Post Number: 1
|Posted on Friday, October 03, 2008 - 12:48 pm: |
This is my first time posting here, but with the experience that is out in Alembic-land, I hope that I can glean some insight into what is going on. I just bought a 1983 Spoiler and the first thing I noticed was that the pots and Q-switch worked, but the pickup selector switch only gave signal for neck and neck-bridge positions. The bridge position was totally dead. I was a little miffed and felt like I bit the bait in an ebay hoax. But since I liked the shorter scale and the Zebrawood top and laminate of the bass, I decided to keep it. I thought, maybe just maybe, the pick ups might have different power requirements and the battery might be getting on in age (or something else might be wrong that could be remedied by switching batteries). I did so and now the pickup selector switch does not give any signal in any position, not even with the original battery. There do not seem to be any loose soldering points, so I am a little worried that one of the electronic components (which are 26 years old) might have gone kaput. Since I have no skills with either electronics or a soldering iron, that would mean shipping the cadillac of the collection (the spoiler) back to Alembic and paying a pretty penny for diagnosis and possibly a new electronics package. However, I will admit to accidentally having quickly touched the battery terminals to the reversed connector on the 9V adaptor before correcting the connection (positive to where negative should have gone and negative to where positive should have gone). Could that accident have killed the electronics? What is going on? Does anyone know what it would cost (ballpark) to fix this problem, including getting a flight case with a spoiler insert for the necessary shipping?

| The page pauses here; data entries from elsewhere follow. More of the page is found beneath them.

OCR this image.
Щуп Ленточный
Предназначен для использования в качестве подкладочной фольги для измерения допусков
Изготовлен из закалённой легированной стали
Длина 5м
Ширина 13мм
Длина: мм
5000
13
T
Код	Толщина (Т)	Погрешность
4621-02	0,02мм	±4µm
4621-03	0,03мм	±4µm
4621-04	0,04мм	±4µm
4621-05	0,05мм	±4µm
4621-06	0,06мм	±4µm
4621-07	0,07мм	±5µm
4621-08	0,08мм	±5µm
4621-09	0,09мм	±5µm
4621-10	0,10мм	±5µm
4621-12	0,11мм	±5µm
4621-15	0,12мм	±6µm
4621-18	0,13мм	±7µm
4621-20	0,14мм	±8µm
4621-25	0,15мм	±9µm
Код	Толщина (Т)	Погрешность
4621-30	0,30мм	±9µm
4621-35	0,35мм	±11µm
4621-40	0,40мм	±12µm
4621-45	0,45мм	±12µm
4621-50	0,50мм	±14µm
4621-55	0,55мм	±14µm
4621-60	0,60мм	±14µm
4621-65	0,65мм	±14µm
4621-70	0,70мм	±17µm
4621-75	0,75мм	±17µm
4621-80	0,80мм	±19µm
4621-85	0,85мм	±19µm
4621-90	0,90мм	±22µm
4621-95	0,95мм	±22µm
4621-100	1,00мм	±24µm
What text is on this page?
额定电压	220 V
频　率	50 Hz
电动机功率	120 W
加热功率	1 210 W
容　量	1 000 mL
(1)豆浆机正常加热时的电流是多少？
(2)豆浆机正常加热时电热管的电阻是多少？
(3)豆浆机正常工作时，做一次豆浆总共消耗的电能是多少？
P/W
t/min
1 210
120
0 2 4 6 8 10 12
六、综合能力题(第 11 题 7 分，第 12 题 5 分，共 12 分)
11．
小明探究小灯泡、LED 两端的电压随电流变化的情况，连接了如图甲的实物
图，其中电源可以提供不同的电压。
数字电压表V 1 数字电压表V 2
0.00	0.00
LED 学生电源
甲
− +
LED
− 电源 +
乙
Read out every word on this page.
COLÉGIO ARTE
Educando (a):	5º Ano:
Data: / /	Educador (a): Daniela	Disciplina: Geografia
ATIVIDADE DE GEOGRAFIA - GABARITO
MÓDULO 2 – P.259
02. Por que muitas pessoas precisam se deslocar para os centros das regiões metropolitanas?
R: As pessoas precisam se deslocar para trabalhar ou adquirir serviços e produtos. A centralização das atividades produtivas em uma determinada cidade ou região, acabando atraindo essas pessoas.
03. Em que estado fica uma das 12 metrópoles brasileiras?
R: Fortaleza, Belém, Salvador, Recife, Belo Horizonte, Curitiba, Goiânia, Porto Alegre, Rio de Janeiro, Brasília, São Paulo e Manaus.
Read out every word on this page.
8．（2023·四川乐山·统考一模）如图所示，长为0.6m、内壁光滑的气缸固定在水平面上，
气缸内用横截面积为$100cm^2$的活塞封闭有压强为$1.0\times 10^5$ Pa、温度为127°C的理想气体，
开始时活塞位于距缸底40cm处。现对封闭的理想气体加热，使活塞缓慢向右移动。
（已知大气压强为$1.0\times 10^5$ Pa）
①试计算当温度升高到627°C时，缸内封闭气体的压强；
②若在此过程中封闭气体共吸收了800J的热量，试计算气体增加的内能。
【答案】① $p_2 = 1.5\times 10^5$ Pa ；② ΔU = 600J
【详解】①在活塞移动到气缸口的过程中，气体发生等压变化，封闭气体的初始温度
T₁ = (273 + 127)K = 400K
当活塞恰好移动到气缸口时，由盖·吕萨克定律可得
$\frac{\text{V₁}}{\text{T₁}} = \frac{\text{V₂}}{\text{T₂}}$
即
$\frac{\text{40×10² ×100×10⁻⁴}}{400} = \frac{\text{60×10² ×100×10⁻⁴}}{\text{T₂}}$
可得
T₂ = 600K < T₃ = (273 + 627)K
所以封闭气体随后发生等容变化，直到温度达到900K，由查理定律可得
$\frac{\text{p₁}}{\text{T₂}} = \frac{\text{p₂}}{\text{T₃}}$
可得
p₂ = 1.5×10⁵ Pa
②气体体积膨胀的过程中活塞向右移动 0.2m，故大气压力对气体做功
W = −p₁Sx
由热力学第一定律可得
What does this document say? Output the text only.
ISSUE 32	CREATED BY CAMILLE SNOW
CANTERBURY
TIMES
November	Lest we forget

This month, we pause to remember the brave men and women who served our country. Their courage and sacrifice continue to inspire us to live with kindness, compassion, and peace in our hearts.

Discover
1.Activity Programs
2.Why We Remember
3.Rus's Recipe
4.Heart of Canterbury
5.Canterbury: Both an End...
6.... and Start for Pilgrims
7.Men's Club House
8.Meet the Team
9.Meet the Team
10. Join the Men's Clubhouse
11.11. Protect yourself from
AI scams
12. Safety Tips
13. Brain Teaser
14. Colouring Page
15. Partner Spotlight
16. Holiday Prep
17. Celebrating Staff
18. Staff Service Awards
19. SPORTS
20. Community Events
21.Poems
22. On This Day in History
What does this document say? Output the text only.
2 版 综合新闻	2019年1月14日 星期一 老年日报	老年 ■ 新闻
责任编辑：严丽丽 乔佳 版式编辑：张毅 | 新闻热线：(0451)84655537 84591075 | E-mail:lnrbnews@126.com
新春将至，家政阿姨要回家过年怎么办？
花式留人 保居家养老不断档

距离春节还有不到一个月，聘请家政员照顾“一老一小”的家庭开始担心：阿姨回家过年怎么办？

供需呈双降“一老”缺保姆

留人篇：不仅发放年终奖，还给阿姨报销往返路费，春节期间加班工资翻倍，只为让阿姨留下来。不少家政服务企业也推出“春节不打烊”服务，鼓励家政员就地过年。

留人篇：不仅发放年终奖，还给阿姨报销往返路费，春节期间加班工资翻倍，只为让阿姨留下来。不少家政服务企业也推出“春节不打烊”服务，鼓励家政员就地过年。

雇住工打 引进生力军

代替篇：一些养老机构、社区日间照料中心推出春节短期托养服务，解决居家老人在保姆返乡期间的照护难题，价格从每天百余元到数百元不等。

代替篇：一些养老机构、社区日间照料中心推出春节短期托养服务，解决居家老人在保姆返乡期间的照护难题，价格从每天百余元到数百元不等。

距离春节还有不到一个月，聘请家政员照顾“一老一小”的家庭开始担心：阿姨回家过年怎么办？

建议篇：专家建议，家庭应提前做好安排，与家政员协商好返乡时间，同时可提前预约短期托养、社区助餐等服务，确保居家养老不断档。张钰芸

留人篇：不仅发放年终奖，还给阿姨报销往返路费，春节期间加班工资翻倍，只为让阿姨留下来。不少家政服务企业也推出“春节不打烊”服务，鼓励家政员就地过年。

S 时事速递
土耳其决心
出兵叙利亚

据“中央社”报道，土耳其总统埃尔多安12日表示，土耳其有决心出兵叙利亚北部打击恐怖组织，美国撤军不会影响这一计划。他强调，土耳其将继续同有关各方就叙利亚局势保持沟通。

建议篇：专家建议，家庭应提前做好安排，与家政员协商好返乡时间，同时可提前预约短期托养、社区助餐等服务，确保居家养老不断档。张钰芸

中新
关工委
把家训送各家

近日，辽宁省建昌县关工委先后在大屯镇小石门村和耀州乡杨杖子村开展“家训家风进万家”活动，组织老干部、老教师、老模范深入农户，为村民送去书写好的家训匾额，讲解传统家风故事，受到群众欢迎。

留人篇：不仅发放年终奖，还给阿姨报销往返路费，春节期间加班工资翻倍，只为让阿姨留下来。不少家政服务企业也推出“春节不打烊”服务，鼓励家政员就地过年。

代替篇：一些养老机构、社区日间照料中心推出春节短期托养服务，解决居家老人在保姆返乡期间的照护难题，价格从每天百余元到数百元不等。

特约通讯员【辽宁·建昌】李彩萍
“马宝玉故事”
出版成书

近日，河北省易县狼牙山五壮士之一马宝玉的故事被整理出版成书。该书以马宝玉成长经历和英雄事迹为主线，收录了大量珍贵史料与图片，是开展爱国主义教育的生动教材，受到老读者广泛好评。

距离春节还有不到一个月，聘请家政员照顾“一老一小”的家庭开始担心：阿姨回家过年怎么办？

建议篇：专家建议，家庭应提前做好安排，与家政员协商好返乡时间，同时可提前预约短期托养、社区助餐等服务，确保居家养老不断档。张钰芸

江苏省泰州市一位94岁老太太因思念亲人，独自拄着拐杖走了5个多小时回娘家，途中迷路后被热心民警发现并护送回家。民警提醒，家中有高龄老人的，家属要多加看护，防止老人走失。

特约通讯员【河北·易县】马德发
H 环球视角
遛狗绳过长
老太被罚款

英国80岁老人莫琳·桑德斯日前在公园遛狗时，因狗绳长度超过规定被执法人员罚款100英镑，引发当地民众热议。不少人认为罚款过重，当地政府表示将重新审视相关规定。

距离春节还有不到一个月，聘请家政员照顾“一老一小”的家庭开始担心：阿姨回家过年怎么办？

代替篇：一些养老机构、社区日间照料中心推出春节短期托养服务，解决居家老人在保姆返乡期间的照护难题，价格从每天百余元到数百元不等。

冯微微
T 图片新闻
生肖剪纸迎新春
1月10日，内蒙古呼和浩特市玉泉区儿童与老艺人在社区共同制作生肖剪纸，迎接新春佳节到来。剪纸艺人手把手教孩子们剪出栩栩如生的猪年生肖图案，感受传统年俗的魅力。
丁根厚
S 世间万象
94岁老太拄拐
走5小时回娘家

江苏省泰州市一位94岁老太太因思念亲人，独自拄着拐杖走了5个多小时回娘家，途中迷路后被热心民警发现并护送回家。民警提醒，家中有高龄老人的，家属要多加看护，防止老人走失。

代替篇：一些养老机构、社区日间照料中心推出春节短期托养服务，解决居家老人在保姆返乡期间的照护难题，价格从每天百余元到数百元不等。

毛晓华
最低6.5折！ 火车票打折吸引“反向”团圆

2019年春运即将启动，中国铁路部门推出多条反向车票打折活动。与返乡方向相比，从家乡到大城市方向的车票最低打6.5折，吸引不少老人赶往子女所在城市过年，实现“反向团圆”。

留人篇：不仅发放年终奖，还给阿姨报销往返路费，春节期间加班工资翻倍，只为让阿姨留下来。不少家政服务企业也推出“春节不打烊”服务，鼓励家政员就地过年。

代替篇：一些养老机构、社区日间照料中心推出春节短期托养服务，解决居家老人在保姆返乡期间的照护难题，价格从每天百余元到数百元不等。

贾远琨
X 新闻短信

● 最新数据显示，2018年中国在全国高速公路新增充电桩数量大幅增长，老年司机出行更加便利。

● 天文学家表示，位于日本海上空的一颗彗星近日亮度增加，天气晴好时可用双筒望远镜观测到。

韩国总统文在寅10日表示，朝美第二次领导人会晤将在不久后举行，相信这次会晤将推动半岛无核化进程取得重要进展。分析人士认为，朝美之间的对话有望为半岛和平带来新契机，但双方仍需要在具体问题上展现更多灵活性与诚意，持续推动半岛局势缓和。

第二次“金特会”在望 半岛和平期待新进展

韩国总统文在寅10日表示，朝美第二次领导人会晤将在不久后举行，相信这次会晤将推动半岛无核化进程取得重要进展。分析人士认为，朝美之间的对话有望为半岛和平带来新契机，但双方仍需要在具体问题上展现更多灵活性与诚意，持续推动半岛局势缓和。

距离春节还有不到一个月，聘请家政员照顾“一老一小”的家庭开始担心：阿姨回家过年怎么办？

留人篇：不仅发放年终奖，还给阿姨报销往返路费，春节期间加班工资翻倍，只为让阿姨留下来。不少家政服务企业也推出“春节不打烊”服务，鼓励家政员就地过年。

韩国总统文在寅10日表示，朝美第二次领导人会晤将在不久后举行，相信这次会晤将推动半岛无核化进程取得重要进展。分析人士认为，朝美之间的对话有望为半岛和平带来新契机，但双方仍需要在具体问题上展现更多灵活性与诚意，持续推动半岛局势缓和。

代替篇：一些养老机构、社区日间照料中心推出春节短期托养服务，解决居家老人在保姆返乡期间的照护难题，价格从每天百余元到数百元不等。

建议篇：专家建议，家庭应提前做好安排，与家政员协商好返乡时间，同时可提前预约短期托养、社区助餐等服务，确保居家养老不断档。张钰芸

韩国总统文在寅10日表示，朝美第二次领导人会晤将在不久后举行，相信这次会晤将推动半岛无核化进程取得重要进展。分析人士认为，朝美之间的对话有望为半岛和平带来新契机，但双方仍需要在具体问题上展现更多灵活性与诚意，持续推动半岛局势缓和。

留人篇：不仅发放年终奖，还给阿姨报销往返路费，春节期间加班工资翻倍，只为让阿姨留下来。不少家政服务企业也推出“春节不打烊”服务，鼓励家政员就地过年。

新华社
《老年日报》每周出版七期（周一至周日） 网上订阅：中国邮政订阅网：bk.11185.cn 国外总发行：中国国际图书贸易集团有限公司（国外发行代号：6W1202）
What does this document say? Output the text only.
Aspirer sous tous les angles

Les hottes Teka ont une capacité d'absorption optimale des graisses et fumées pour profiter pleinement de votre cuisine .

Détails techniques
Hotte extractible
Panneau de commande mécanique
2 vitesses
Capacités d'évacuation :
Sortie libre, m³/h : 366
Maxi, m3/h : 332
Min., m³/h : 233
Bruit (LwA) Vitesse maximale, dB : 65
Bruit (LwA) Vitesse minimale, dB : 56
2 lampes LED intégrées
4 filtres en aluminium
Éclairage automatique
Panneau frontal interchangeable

Thanks much, especially if you read all the way to the end.
Post Number: 1132
|Posted on Friday, October 03, 2008 - 1:08 pm: |
First have you tried swapping the pickup connectors to see if it is in the pickup itself or the electronics?
If it is determined to be in the electronics or pickups you should not have to send the complete bass in for repair. All you should have to do is remove the electronics/pickups and send those in. It is much cheaper that way. As far as cost the folks at Alembic will have to answer that.
Post Number: 2
|Posted on Friday, October 03, 2008 - 2:52 pm: |
I'm not very handy with the requisite tools, and I am a bit worried about installation and de-installation. I'll have to go back and check all the connections to the pots and switches tonight, but everything I remember seeing underneath the control plate was soldering, not the nifty new gold plated, friction locking connections that I think they have now. Also, I cannot get signals from either pickup when they are selected individually or together by the selection knob, so I can't really tell about the pick-ups alone. I think that I may be able to do electronics surgery with my Fender Aerodyne, but I'm a little scared to mess with something that has more electronics in it than the T-800's neural-net processor.
Even so, are you saying that it ought to be pretty straightforward to take the pickups out and send them and the electronics package to Alembic for diagnosis and repair?
Post Number: 906
|Posted on Friday, October 03, 2008 - 6:26 pm: |
If the connections are soldered then they've been changed or altered somewhere along the line. All Alembic connections use those nifty connectors...
If you have the ability to take a digital photo of the electronics cavity and post it here there are quite a few members who will be able to help you troubleshoot.
Post Number: 5625
|Posted on Friday, October 03, 2008 - 7:13 pm: |
First, even if you replaced with a brand-new fresh out of the package battery, try another one. It's a simple thing to eliminate as the possible source of the problem.
There's no charge (except for the shipping) to test the electronics, but Keith's advice about swapping the pickup leads is right on. Likewise Toby's advice if the pickups are soldered on the board (or worse - soldered on the posts of the connectors).
First, determine which positions of the switch are working and which pickup(s) can be heard in each position. This is best performed by starting with the most counterclockwise rotation, which should have no output since it's standby.
Position 2 should have only one pickup. Confirm by tapping the pickup lightly with a screwdriver or other handy ferrous object. Position 3 should have both pickups, and position 4 should have the pickup that couldn't be heard in position 2.
The pickups are identical, save the cable length to reach the cavity, so you can safely swap leads to test if the problem is in one of the pickups or is in the electronics.
If you can find a local source for the 2024 IC that's socketed to the board, it's worth replacing. Just make sure you line up pin 1 on the op amp and the socket or you'll burn out the op amp. Pin 1 is denoted by a notch, a molded numeral 1 or a molded circle. Don't rely on the printing on the chip as it is not standardized.
If you need to send your electronics in, please contact me by email (in my profile) before you remove the electronics for some help to make sure you can get them here safely and installed safely.
Post Number: 3
|Posted on Friday, October 03, 2008 - 9:13 pm: |
Whoops... you all were right about the electronics: the pickup leads slid off the board without a hitch...my bad. I'll test the pickups tomorrow, and if I can't get a signal with fresh batteries, I'll be in contact with Mica to solve the electronics problem. Thanks everyone for your advice and your patience.